Community detection in complex networks via node similarity, graph representation learning, and hierarchical clustering
This work addresses the problem of identifying communities in various real-world networks, such as social and transportation graphs, offering a hierarchical approach that is useful when the number of correct partitions is unknown, though it is incremental in nature.
The paper tackles community detection in complex networks by proposing three hierarchical frameworks that combine node similarity, graph representation learning, and hierarchical clustering, achieving competitive performance with state-of-the-art algorithms like Leiden and Louvain while providing nested partitions for flexibility.
Community detection is a critical challenge in analysing real graphs, including social, transportation, citation, cybersecurity, and many other networks. This article proposes three new, general, hierarchical frameworks to deal with this task. The introduced approach supports various linkage-based clustering algorithms, vertex proximity matrices, and graph representation learning models.
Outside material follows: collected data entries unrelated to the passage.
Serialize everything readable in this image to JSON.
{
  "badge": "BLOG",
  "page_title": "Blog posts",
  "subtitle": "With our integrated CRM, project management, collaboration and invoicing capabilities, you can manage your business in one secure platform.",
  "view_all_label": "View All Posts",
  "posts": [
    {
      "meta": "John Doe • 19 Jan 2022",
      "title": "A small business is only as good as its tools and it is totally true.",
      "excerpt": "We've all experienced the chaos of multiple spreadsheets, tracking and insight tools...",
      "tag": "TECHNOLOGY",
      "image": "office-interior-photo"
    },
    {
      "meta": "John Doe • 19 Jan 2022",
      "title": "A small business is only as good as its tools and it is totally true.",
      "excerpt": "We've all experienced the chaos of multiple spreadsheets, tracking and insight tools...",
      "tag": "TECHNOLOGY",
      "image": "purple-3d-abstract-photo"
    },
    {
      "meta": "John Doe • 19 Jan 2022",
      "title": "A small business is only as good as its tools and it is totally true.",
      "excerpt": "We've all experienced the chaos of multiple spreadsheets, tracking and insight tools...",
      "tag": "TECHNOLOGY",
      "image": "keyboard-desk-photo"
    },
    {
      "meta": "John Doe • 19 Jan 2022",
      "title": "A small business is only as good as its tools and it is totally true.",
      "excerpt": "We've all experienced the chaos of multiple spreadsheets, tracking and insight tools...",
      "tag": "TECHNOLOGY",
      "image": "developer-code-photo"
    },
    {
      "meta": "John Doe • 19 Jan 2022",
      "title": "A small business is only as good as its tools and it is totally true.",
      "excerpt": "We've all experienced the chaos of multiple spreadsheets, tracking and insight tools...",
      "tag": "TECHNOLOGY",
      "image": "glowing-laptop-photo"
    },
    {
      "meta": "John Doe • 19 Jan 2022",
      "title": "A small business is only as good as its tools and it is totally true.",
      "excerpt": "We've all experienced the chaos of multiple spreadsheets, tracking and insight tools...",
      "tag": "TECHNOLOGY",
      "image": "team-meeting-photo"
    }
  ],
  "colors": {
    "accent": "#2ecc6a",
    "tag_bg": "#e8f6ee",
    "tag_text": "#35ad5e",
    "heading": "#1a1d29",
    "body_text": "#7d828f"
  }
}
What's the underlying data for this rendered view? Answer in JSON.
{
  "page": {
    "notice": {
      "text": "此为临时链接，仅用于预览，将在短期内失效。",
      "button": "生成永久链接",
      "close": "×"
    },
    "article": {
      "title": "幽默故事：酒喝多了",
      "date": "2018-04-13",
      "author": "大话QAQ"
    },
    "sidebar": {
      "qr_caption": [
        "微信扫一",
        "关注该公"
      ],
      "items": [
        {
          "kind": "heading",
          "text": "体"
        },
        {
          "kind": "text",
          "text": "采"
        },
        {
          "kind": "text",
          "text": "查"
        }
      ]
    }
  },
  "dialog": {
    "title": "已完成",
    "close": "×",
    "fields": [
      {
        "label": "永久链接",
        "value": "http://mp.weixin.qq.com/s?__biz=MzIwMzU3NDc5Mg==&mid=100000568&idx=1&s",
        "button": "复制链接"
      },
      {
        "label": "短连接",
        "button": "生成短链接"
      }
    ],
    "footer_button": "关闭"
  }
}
We compare over a hundred module combinations on the Stochastic Block Model graphs and real-life datasets. We observe that our best pipelines (Wasserman-Faust and the mutual information-based PPMI proximity, as well as the deep learning-based DNGR representations) perform competitively to the state-of-the-art Leiden and Louvain algorithms. At the same time, unlike the latter, they remain hierarchical. Thus, they output a series of nested partitions of all possible cardinalities which are compatible with each other. This feature is crucial when the number of correct partitions is unknown in advance.